Woher kommt es, dass eine Welt, die so maßgeblich die unsere beeinflusst, sei es wirtschaftlich, kulturell oder geopolitisch, so wenig reflektiert wird? Manches hat sicherlich mit Ignoranz zu tun: bis vor ein paar Jahren hätte ich Mühe gehabt, auf eine leeren Karte Afrikas die einzelnen Länder einzuzeichnen. Manches hat auch mit der Fremdartigkeit dieses Kontinents zu tun, sodass wir nicht wissen, wie wir mit diesen Menschen und ihrer Kultur umgehen sollen. Und vielleicht fühlen wir uns auch manchmal von diesem Weltteil mit seinen Kriegen, Hungersnöten und Fluchtlingen bedroht, oder zumindest hilflos. Was können meine kleine Spende oder selbst der Aktivismus eines Bono wirklich ausrichten im Sudan, in Ruanda, in Nigerien?
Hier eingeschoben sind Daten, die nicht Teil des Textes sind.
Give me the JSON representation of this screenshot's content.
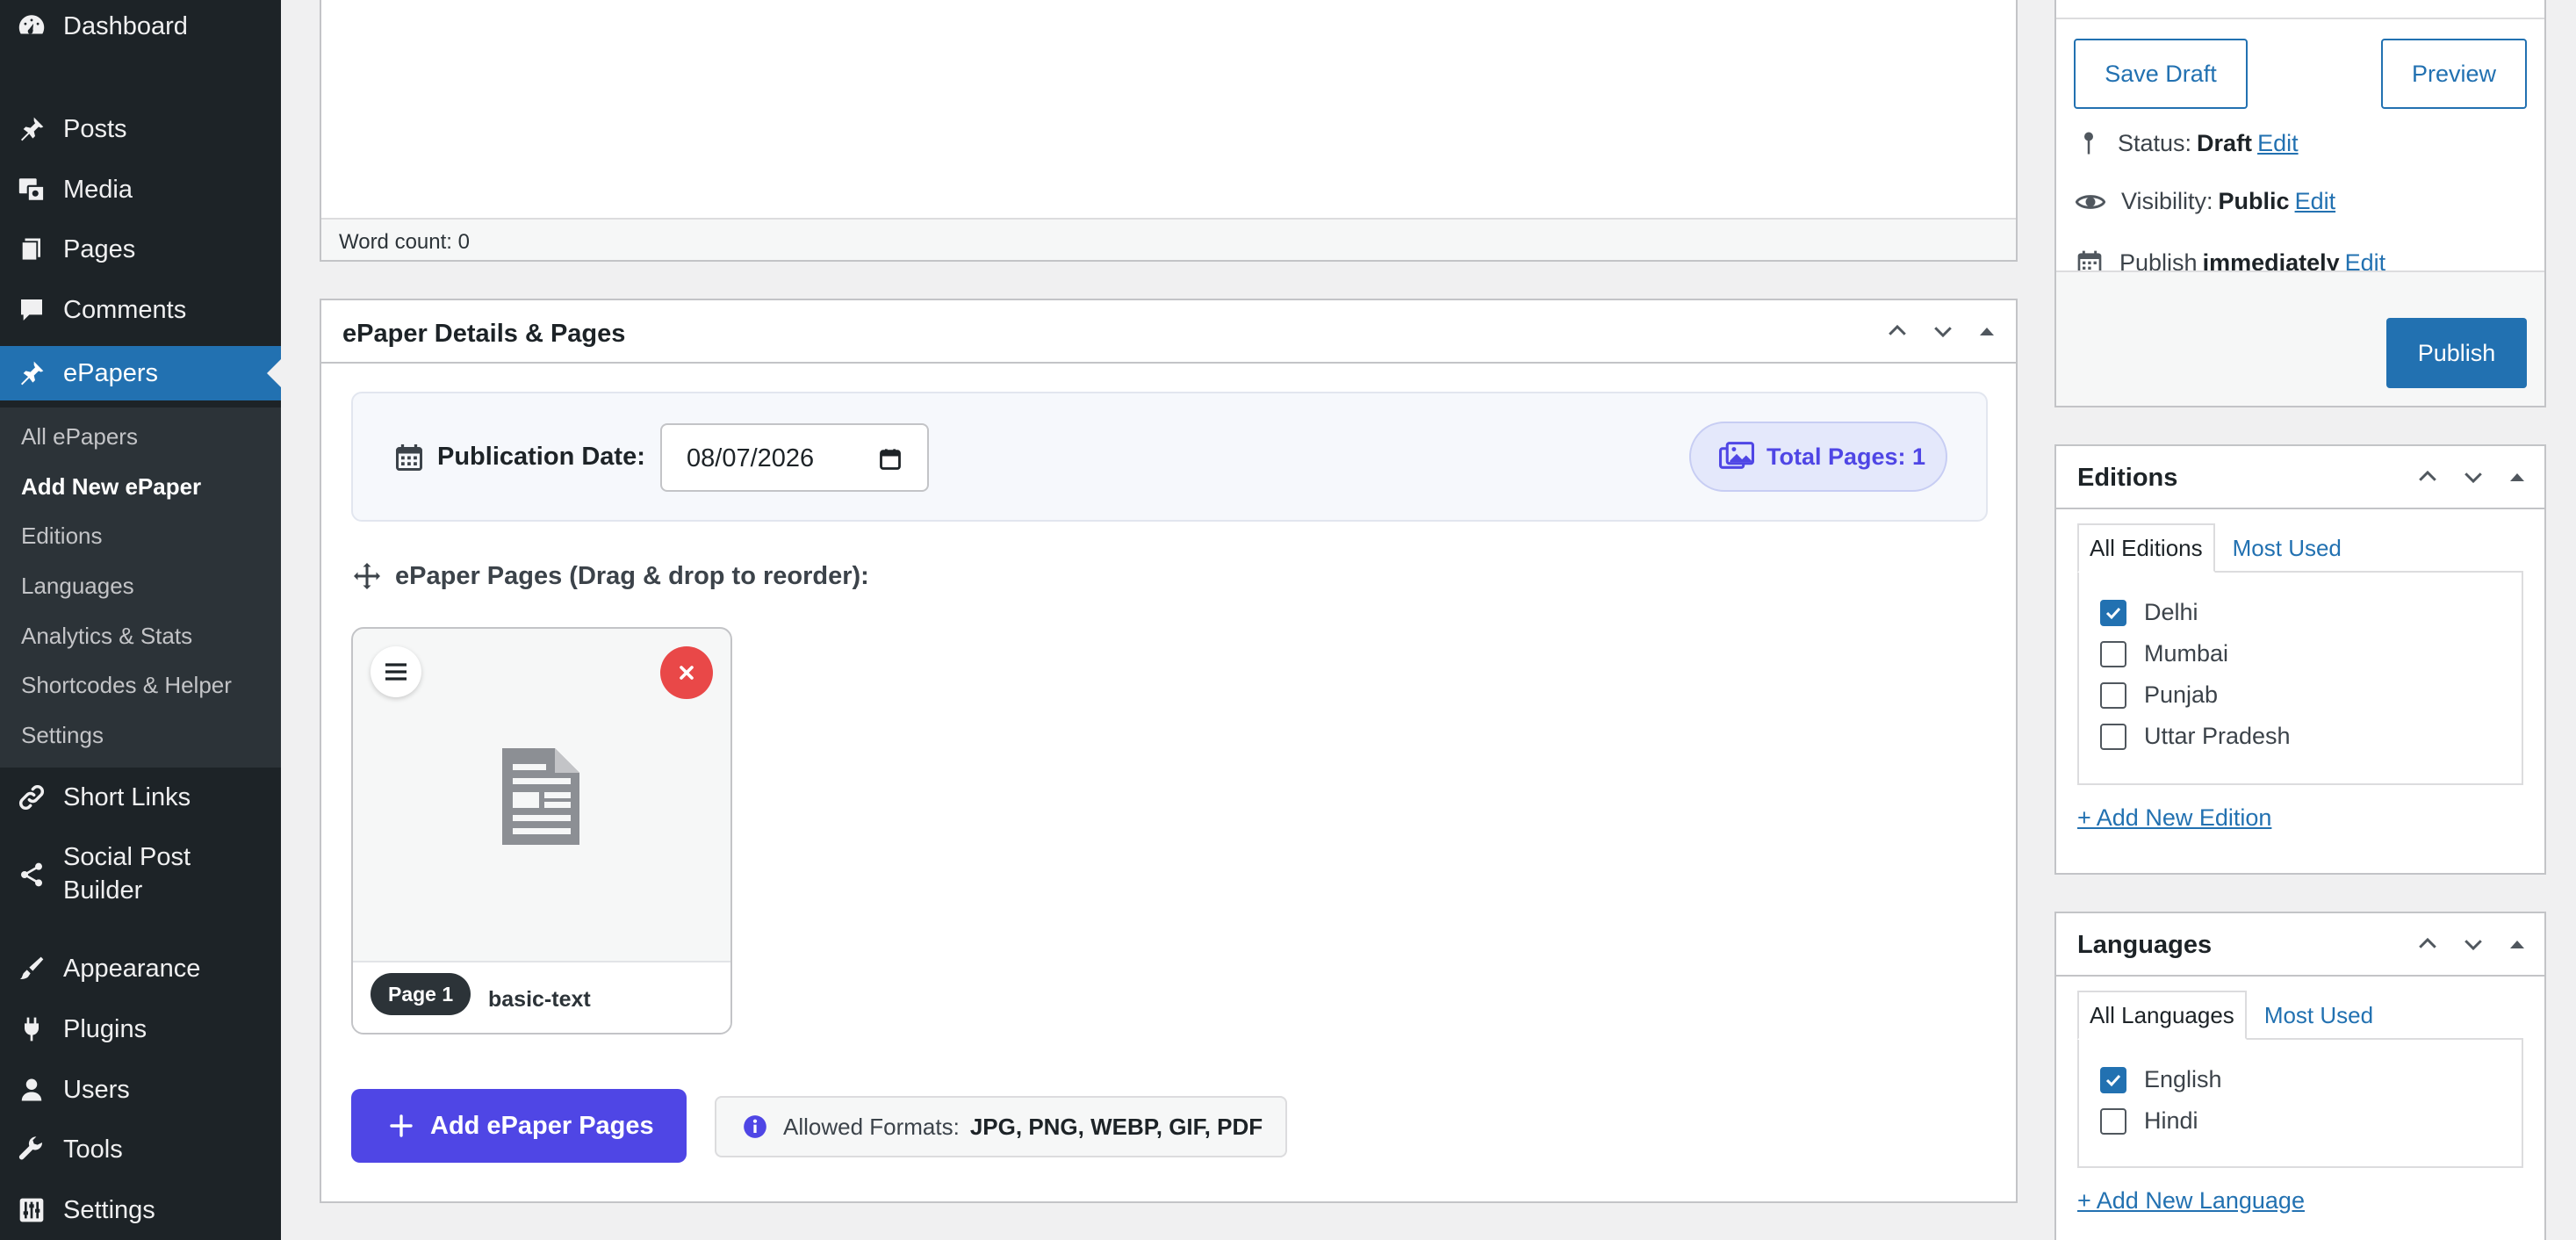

Was wäre aber, wenn wir Afrika weder als exotisches Museumsstück noch als Bedrohung ansähen, sondern als langvermisste Verwandte? Ich hatte das Privileg, mit achtzehn in die USA zu reisen und dort erstmals einen weitschichtigen Onkel kennzulernen (fast klischeehaft, oder nicht?). Allein an seiner Nase war zu erkennen, dass seine Mutter eine Krauland war. Doch er konnte keine Wort Deutsch, fuhr einen riesigen amerikanischen Straßenkreuzer und trug weisse Lackschuhe. Vieles, wenn nicht sogar alles an seiner Verhaltensweise mutete fremd an, manches sogar anstößig. Aber ich erinnere mich noch gut, wieviel mir daran lag, ihn kennzulernen, ihn zu verstehen und ihn zu mögen, denn er war mein Onkel. Seither ist eine Freundschaft entstanden, die für beide Seiten sehr bereichernd ist.

Ähnliches könnte auch mit unseren afrikanischen „Verwandten“ geschehen, würden wir uns nur auf sie einlassen. Beim nächsten Kaffee mit Milch bitte daran denken, dass er von einem Verwandten gepflückt und verpackt wurde. Und wenn du genau hinsiehst kann es sogar sein, dass der Mann hinter der Theke, der ihn zubereitet hat, nicht aus Linz oder Lindau, sondern aus Lilongwe stammt.